– Writing a parser with YACC (Yet Another
Compiler Compiler).
• Automatically generate a parser for a context free grammar
(LALR parser)
– Allows syntax direct translation by writing grammar productions and
semantic actions
– LALR(1) is more powerful than LL(1).
• Work with lex. YACC calls yylex to get the next token.
– YACC and lex must agree on the values for each token.
• Like lex, YACC pre-dated c++, need workaround for some
constructs when using c++ (will give an example).
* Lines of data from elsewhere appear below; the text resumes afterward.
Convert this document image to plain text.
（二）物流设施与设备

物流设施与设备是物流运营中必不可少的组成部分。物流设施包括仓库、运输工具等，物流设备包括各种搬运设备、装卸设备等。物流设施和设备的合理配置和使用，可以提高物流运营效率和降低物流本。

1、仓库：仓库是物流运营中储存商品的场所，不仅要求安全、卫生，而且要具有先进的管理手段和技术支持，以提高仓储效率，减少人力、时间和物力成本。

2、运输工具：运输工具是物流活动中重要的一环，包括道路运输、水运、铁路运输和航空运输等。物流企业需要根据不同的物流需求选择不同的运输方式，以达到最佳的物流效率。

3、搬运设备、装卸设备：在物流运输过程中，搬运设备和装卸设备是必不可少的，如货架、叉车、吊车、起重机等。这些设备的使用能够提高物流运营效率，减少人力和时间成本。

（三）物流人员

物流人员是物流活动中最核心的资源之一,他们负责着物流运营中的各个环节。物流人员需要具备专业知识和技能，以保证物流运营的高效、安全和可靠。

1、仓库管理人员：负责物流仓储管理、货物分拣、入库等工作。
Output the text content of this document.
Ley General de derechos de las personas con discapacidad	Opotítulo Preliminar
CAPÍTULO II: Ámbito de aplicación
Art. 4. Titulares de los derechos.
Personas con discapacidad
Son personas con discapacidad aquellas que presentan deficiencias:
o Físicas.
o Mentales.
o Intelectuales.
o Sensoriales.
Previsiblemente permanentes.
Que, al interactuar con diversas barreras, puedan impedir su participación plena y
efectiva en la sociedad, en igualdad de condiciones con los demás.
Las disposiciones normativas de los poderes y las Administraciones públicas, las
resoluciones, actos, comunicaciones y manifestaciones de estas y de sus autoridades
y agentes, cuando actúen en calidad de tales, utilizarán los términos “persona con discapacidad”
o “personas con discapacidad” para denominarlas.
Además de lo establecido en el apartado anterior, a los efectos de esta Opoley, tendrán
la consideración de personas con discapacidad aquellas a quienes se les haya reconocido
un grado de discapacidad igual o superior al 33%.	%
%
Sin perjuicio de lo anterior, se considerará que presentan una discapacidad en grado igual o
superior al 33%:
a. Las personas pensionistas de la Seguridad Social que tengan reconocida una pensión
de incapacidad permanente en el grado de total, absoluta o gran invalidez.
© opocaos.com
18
– Writing a parser with YACC (Yet Another
Compiler Compiler).
• YACC file format:
declarations /* specify tokens, and non-terminals */
%%
translation rules /* specify grammar here */
%%
supporting C-routines
• Command “yacc yaccfile” produces y.tab.c, which contains a
routine yyparse().
– yyparse() calls yylex() to get tokens.
• yyparse() returns 0 if the program is grammatically correct,
non-zero otherwise
• The declarations part specifies tokens, non-terminals
symbols, other C/C++ constructs.
– To specify token AAA BBB
• %token AAA BBB
– To assign a token number to a token (needed when using lex), a
nonnegative integer followed immediately to the first appearance
of the token
• %token EOFnumber 0
• %token SEMInumber 101
– Non-terminals do not need to be declared unless you want to
associated it with a type to store attributes (will be discussed later).
• Translations rules specify the grammar productions
exp : exp PLUSnumber exp
| exp MINUSnumber exp
| exp TIMESnumber exp
| exp DIVIDEnumber exp
| LPARENnumber exp RPARENnumber
| ICONSTnumber
;
exp : exp PLUSnumber exp
;
exp : exp MINUSnumber exp
;
• Yacc environment
– Yacc processes a yacc specification file and produces a y.tab.c file.
– An integer function yyparse() is produced by Yacc.
• Calls yylex() to get tokens.
• Return non-zero when an error is found.
• Return 0 if the program is accepted.
– Need main() and and yyerror() functions.
– Example:
yyerror(const char *str)
{ printf("yyerror: %s at line %d\n", str, yyline);
}
main()
{
if (!yyparse()) {printf("accept\n");}
else printf("reject\n");
}
• Hooking yacc and lex together, see example0.y and lexer.l
• Matching the tokens
– In lex:
#define INTEGERCONST 2
#define PLUSNUM 4
– In yacc:
%token INTEGERCONST 2
%token PLUSNUM 4
All tokens used in the yacc grammar need to be specified. Some tokens
recognized by lex may not be in the yacc grammar token. See lexer.l Nonterminals do not need to be specified.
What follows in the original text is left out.